Lucien's assignation was set for the balcony of the main hall, and his steps took him along the mouldering carpet without any direction from his distracted mind. They had met here before several times, Lucien and his Asian informer, and given that neither of them had been waylaid so far he was fairly comfortable with their routine. As comfortable as he could be; in the intelligence gathering business, routine was often dangerous, but his mark was jittery and did not respond well to sudden changes in plan. Up the stairs he went, trailing his fingertips along the worn wooden railing, listening to the sighing of the opera house around him, his ears trained for the slightest sound, his eyes darting round him constantly, wary and watchful.
In a moment he emerged onto the balcony, and what he saw stopped him in his tracks. There was no sign of his contact, but the reason for the man's absence was made abundantly clear as Lucien stepped up to the railing. The hall was not empty.
There on the stage, with no lights, no music, the beautiful red velvet curtain hanging in tatters and the luxurious boards worn in places by time and the passage of German bootheels, a single woman was dancing, alone and graceful, the sight of her so lovely and so sad that Lucien collapsed at once into the nearest seat, covering his mouth with his hand as he watched her in awe and silent wonder.

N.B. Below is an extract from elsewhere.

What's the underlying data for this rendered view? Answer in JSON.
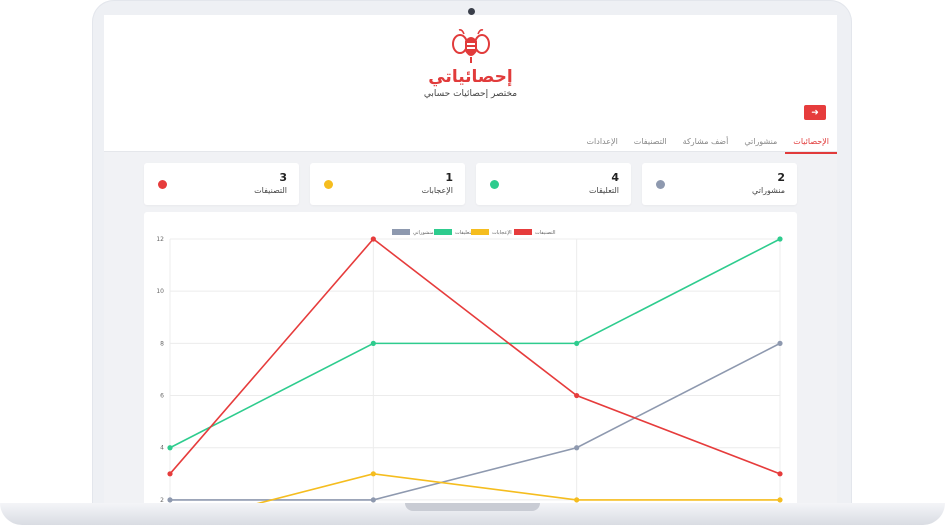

The dancer was too far away for him to make out many details, but he could see enough. She was dressed in close-fitting trousers and a lightweight linen blouse, her dark hair a tumble of elegant curls. Her face was hidden from him, but the line of her body, the lift of her arms, the strength of the toned muscles in her calves that lifted her effortlessly onto her toes called out to him. Though only she could hear the beat that kept her twirling there upon the empty stage the lithe and enchanting movements of her fragile frame spoke to him of loss, of grief, of the enduring resilience of the human heart; she was far too thin and performing for an empty theater, and yet still, she danced. What could have inspired her to do such a thing, Lucien asked himself; what force could have called a woman who had starved and languished under a violent occupation to now, in this moment of uncertain peace, this moment when deprivation and despair still reigned in the most beautiful city on earth, cast aside the shackles of her heartache and dance?
Once more she twirled, one pirouette swirling exquisitely into another, and Lucien watched her, spellbound and enraptured. It was four years since he'd lost his wife, one year and several months since he had been freed from the camp, and for the first time in a very long while he had looked upon a woman, and found his heart full of yearning. Yes, she was beautiful, lovely as a dream, but it was more than that; her actions spoke of a spirit that could not be broken, a strength that called to him.
But in the next moment she stumbled, her ankle giving way beneath her, and she collapsed helplessly upon the stage. Though he was too far away to reach her Lucien lept to his feet anyway, as if there was some way he might be able to help her, to save her, but any intentions he may have harbored of calling out to her, of offering her aid, were dispelled in a moment as he watched her bury her face in her hands, as the gentle sound of her weeping wafted up to him. The dream of beauty she had painted there upon the stage faded beneath the dark reality of their world, and Lucien bowed his head and slipped away, leaving the dancer alone with her grief. She did not leave him quite so easily, however, for throughout the rest of that day and the long hours of the night she haunted him, spinning round and round in his mind. Who was she? Why was she there? Would she ever be happy again? Lucien could not say, but he brooded on those questions nonetheless.